Detect word breaks between elements against a reconstructed advance width by splitbrain · Pull Request #430 · PrinsFrank/pdfparser

splitbrain · 2026-06-26T18:51:19Z

This improves the space detection as alluded to in #429 using Option A: reconstructing the advance.

Basically it overhauls the gap comparison by correctly reconstructing the cursor advancement including kerning and whitespace hints. This allows for using a general threshold of 0.25em to detect spaces. In addition a simple workaround to keep subscripts in line was added.

IMHO The change in whitespace detection is overall positive. It does introduce some spurious whitespaces around punctuation, but I think that's tolerable.

Sidenote: I think it might make sense to define the goals of this library. Personally I am interested in extracting text content for search indexing. Most important to me are proper word boundaries (no word splits, no words mushed together). Additional whitespace and punctuation are not very important to me.

PrinsFrank

I don't fully know yet what to do about #429 , and how to handle the leakage of text extraction logic into the positionedTextElement and ContentStream classes.

Can you at least break this up further into smaller targeted PRs? I think you discovered some missing x-offsets in the spaceWidths that was unaccounted for, I think that could be a separate PR. The same applies to the changes in the TextOverlapStrategy, I don't think those changes are related at all to the changes in space insertions?

I have a suspicion that there are also some refactors that don't actually fix anything. For example, a new iteration over the positionedTextElements was introduced that does nothing other than increase the memory footprint.

Having the smallest changes as possible in here also makes PRs easier to review. ;)

splitbrain · 2026-06-27T17:08:28Z

Quick note, before I address your individual questions. I tried to keep this as focused as possible. I would recommend reviewing each commit separately. I did not submit these separately because I am already going insane from having to juggle too many branches. Each of these commits touch the same files. Having them all base off main makes it even harder to work with. The main work is in afc69cb - i can not split this any smaller.
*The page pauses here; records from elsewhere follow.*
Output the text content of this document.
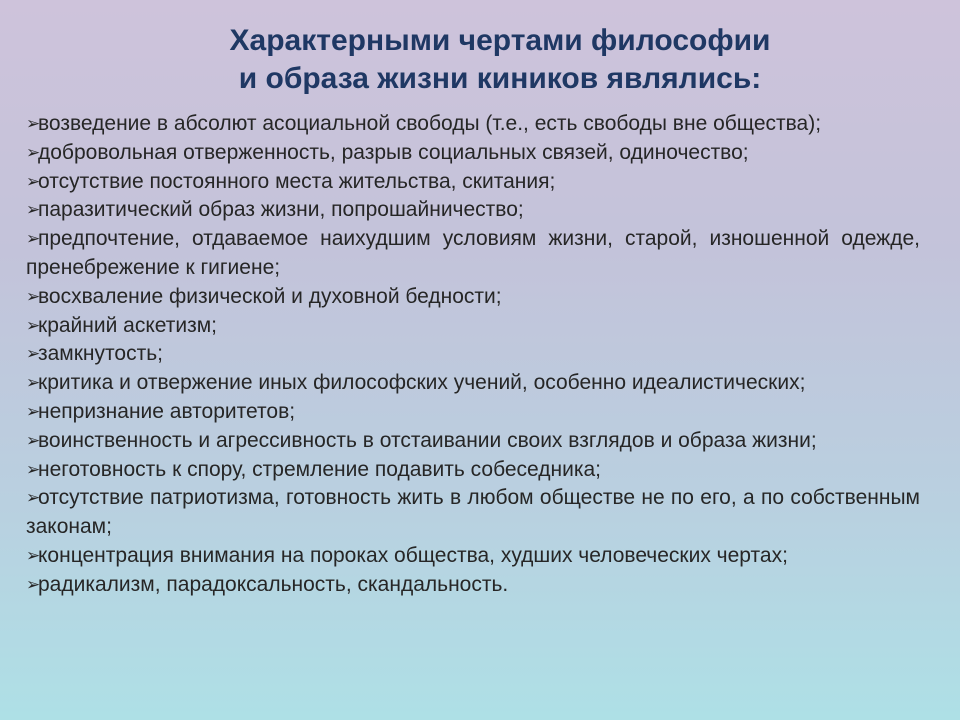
Характерными чертами философии
и образа жизни киников являлись:
➢возведение в абсолют асоциальной свободы (т.е., есть свободы вне общества);
➢добровольная отверженность, разрыв социальных связей, одиночество;
➢отсутствие постоянного места жительства, скитания;
➢паразитический образ жизни, попрошайничество;
➢предпочтение, отдаваемое наихудшим условиям жизни, старой, изношенной одежде, пренебрежение к гигиене;
➢восхваление физической и духовной бедности;
➢крайний аскетизм;
➢замкнутость;
➢критика и отвержение иных философских учений, особенно идеалистических;
➢непризнание авторитетов;
➢воинственность и агрессивность в отстаивании своих взглядов и образа жизни;
➢неготовность к спору, стремление подавить собеседника;
➢отсутствие патриотизма, готовность жить в любом обществе не по его, а по собственным законам;
➢концентрация внимания на пороках общества, худших человеческих чертах;
➢радикализм, парадоксальность, скандальность.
Also this is were your code comment policy comes back to bite us both. If this were my library, each step would be heavily commented inline making it much easier to review...

splitbrain · 2026-06-30T16:07:48Z

@PrinsFrank I talked to another SoftwareEngineer who shares your views on comment styles. She said that her team is using review comments to annotate pull requests for the reviewer so that reading the diff becomes easier without cluttering the code itself.

Would that help you? If so I can offer two ways to do this. I can either attach a separate markdown file here that basically walks you through the code with files and line numbers. Or I can add my own review here via github's review comment interface.

Let me know if either of the two would be helpful.

PS. I rebased the branch on your recent main commits.

PrinsFrank · 2026-06-30T21:08:40Z

@splitbrain I do understand what you're doing in each file, and I really appreciate all the changes you've done in this PR!

The reason I prefer small changes is that I still have a full mental model of the library, and with each PR my understanding gets updated so that I still have an overview. The resulting changes in the test fixtures also make it quite clear what kind of effect the changes have on the output. Having many changes in one PR makes getting a full overview a bit more difficult, and all the compounding changes in the test fixtures cannot be isolated to get an understanding of the changes.

I'm sorry reviewing this takes a bit more time. I know trying to get a mental model of a codebase is not common practice anymore in 2026 with the amount of AI generated code, but this is also my hobby project so I like doing that! ;)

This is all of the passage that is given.